Testing Predictive Scores
Predictive Scores help you identify high intent vs low intent users. The next step is to create a targeted segment to increase your campaign performance. This can be done by either filtering your existing campaign audience to users most likely to respond on a campaign or testing hypothesis on high intent or low intent audiences to increase their conversion rates.
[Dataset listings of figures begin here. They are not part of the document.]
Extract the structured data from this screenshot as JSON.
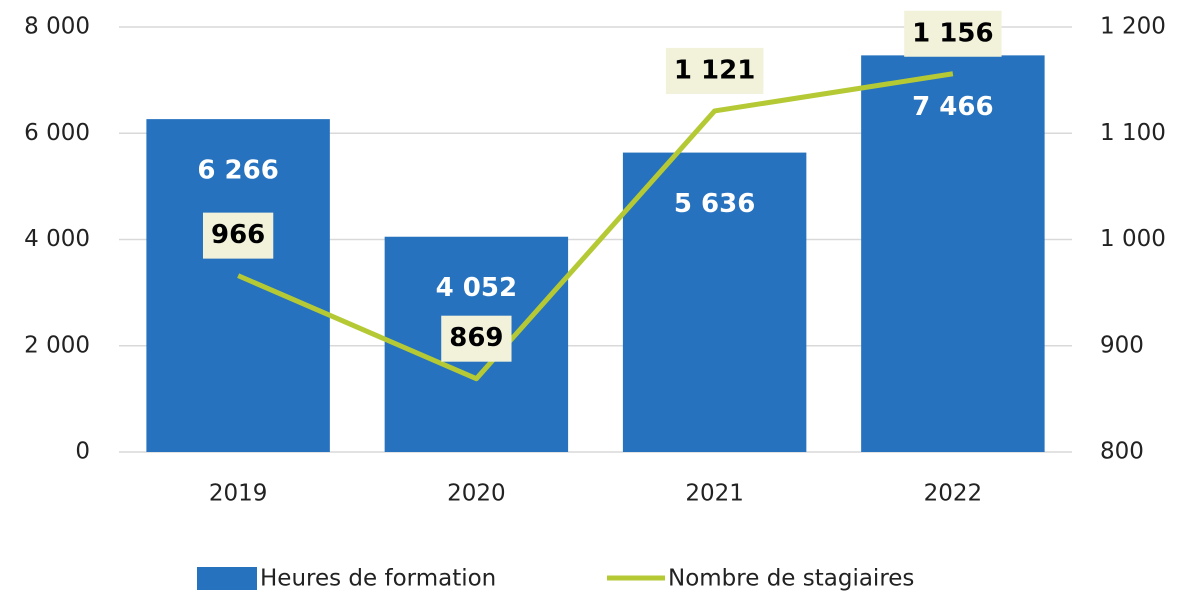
{
  "chart_data": {
    "type": "bar",
    "categories": [
      "2019",
      "2020",
      "2021",
      "2022"
    ],
    "series": [
      {
        "name": "Heures de formation",
        "type": "bar",
        "color": "#2672be",
        "values": [
          6266,
          4052,
          5636,
          7466
        ],
        "value_labels": [
          "6 266",
          "4 052",
          "5 636",
          "7 466"
        ]
      },
      {
        "name": "Nombre de stagiaires",
        "type": "line",
        "axis": "y2",
        "color": "#b5c935",
        "values": [
          966,
          869,
          1121,
          1156
        ],
        "value_labels": [
          "966",
          "869",
          "1 121",
          "1 156"
        ]
      }
    ],
    "ylim": [
      0,
      8000
    ],
    "yticks": [
      0,
      {
        "value": 2000,
        "label": "2 000"
      },
      {
        "value": 4000,
        "label": "4 000"
      },
      {
        "value": 6000,
        "label": "6 000"
      },
      {
        "value": 8000,
        "label": "8 000"
      }
    ],
    "y2lim": [
      800,
      1200
    ],
    "y2ticks": [
      800,
      900,
      {
        "value": 1000,
        "label": "1 000"
      },
      {
        "value": 1100,
        "label": "1 100"
      },
      {
        "value": 1200,
        "label": "1 200"
      }
    ],
    "grid": true,
    "legend": "bottom"
  }
}
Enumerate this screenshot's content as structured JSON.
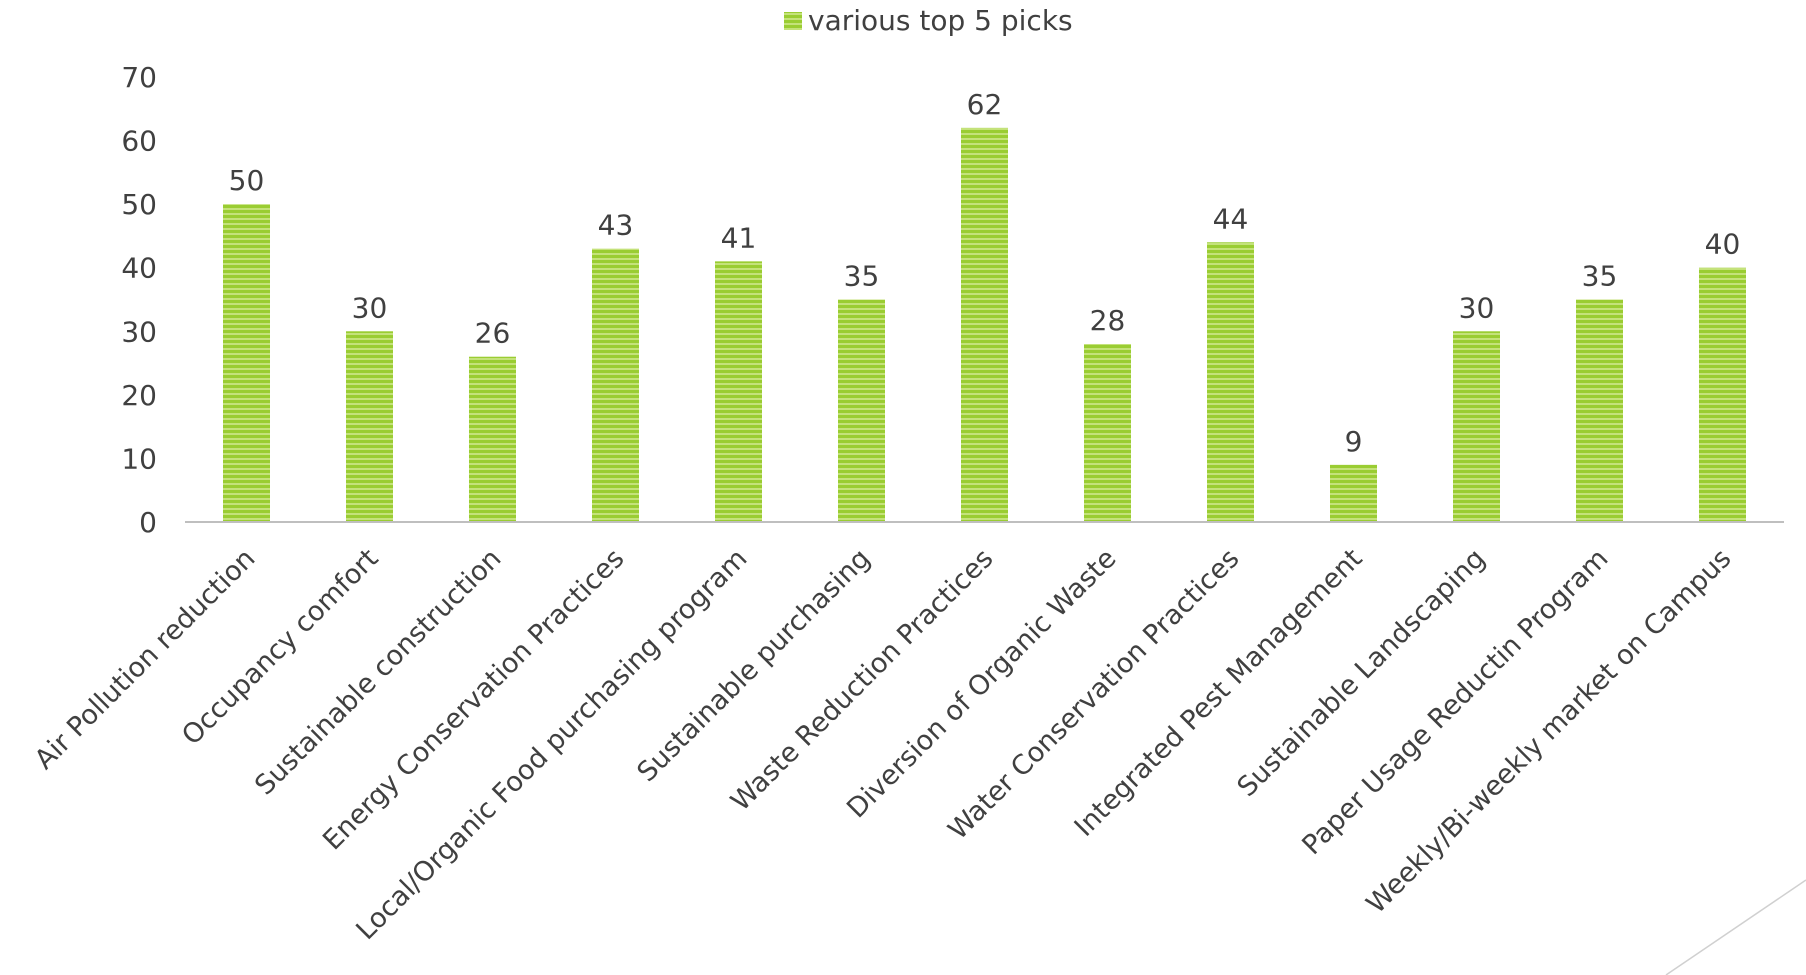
{
  "chart_data": {
    "type": "bar",
    "legend": {
      "position": "top",
      "entries": [
        "various top 5 picks"
      ]
    },
    "categories": [
      "Air Pollution reduction",
      "Occupancy comfort",
      "Sustainable construction",
      "Energy Conservation Practices",
      "Local/Organic Food purchasing program",
      "Sustainable purchasing",
      "Waste Reduction Practices",
      "Diversion of Organic Waste",
      "Water Conservation Practices",
      "Integrated Pest Management",
      "Sustainable Landscaping",
      "Paper Usage Reductin Program",
      "Weekly/Bi-weekly market on Campus"
    ],
    "series": [
      {
        "name": "various top 5 picks",
        "values": [
          50,
          30,
          26,
          43,
          41,
          35,
          62,
          28,
          44,
          9,
          30,
          35,
          40
        ]
      }
    ],
    "ylim": [
      0,
      70
    ],
    "yticks": [
      0,
      10,
      20,
      30,
      40,
      50,
      60,
      70
    ],
    "grid": false,
    "data_labels": true,
    "title": "",
    "xlabel": "",
    "ylabel": ""
  },
  "colors": {
    "bar_fill": "#9acd32",
    "bar_stripe": "#c4e27a",
    "axis": "#bfbfbf",
    "text": "#404040"
  }
}
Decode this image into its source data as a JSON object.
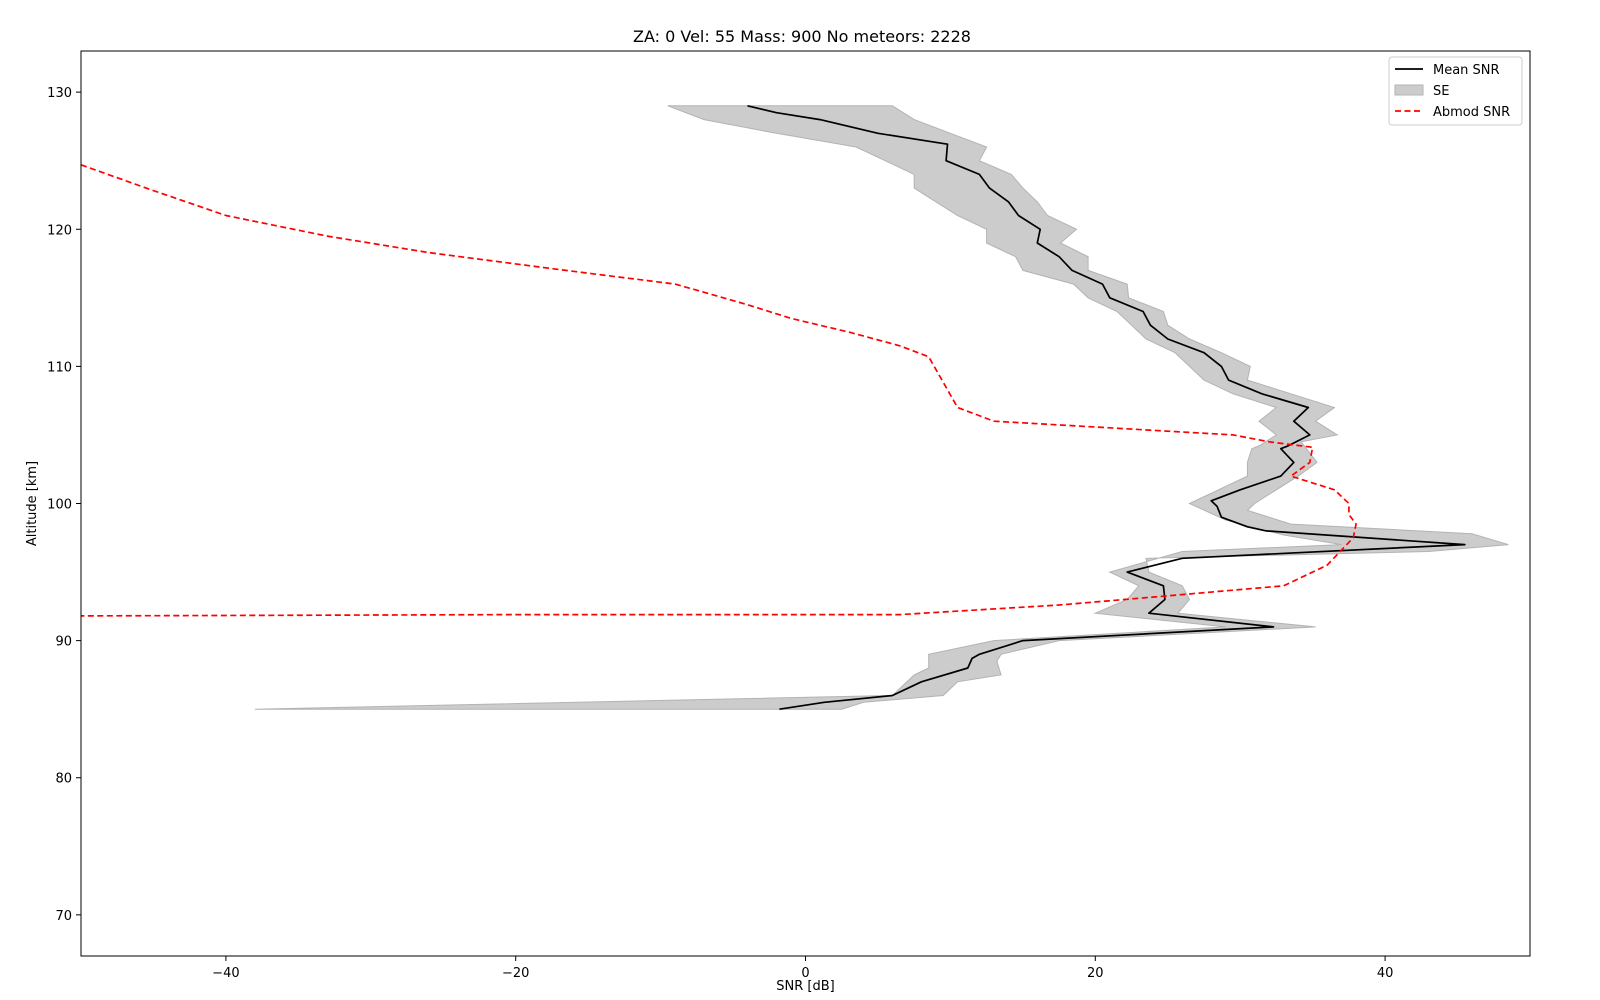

Improving existing campaign performance
If existing campaigns are targeted on a large user base, Predictive Scores can be used to filter down your audience to increase the performance of your campaign by targeting a subset of users. This could reduce your ad spend without impacting the overall yield, reduce your unsubscribe rate or build a better reputation with the ESPs.
To measure the conversion attribution, create a control group based on bsft_control_bucket and test it against different cohorts of scores using vertical branching feature in campaigns.
Control bucket - use user attribute bsft_control_bucket (example 0-25 to use 25% traffic for control bucket)
You can use the performance tab to view your scores distribution(i.e number of users whose score is between X and Y) and come up with different thresholds for cohorts of Predictive Scores to identify.
- Low intent users (e.g 0-33)
- Mid intent users (e.g. 34-66)
- High intent users (e.g. 67-100)
The overall setup will look as follows:
Once the campaign is launched the metrics for each vertical branch can be compared to see the efficacy of different deciles vs control population.